Córdoba, Costal, De trama simple, Opinión

Un estilo propio e inconfundible, tan tuyo, tan Muñoz

Puede que la nueva hornada de cofrades sepan poco de ti y además tengan otra visión de las cosas. Puede que para algunos no estés a la moda y no sigas las tendencias de los nuevos tiempos.
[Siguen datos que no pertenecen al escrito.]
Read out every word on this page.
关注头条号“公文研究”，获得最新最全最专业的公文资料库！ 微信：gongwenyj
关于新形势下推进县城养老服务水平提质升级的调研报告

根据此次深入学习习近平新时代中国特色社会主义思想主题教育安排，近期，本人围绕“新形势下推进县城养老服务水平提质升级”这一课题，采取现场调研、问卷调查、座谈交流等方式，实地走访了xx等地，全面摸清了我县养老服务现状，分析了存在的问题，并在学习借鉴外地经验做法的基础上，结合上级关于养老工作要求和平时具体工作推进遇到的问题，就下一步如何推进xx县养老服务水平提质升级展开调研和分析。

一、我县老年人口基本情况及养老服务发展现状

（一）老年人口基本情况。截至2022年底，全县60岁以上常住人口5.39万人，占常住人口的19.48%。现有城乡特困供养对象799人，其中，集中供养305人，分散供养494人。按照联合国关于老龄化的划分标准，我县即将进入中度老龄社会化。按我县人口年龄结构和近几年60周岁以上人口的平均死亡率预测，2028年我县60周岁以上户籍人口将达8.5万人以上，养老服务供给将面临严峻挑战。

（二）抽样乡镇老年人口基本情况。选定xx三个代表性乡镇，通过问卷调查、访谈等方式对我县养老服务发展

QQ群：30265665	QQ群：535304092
Puede que la gestión que haces de tu gente guste más o guste menos, pero sea como sea, hay algo que esta meridianamente claro, tu estilo. Un estilo propio e inconfundible, tan tuyo, tan Muñoz, que al ver venir un palio en la distancia se hace inconfundible a la vista.
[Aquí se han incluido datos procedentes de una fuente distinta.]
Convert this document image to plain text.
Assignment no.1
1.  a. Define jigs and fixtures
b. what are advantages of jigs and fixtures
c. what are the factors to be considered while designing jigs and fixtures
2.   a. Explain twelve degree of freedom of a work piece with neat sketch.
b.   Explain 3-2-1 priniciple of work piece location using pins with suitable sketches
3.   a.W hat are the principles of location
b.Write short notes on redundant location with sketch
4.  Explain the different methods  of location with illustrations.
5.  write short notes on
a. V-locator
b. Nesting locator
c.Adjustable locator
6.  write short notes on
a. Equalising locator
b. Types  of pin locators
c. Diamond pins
Ese estilo volvió a brillar con luz brillante y propia el pasado domingo durante la magnífica procesión del Carmen Coronado de San Cayetano. Esas maneras tan tuyas y tan difíciles de igualar volvieron a la calle, para la admiración de muchos y la crítica de otros, pues esa es la grandeza de los grandes, nunca pasan desapercibidos.

Sé que mi visión está sesgada pues forma parte de ti y no está bien ser juez y parte en estas cosas, pero el pasado domingo, asistimos a momentos en que el arte, la devoción y la fe se aúnan bajo las trabajaderas. Tus costaleros fueron bendecidos por el don que tan sólo se produce cuando el amor y la entrega se funden en un abrazo.

Los andares marineros de la Reina del Carmen Coronado nos trajeron a la memoria otros andares de pureza que con tu inconfundible sello y exquisita elegancia atravesaban el céntrico vergel cordobés, donde la flor más hermosa de esos jardines siempre será María.

Las cornetas y la música celestial se encargaron del resto y de nuevo en Santa Marina se hizo el silencio y tras un pasodoble torero y un fugaz rezo, tus ángeles costaleros hicieron de la madruga una chicota de ensueño.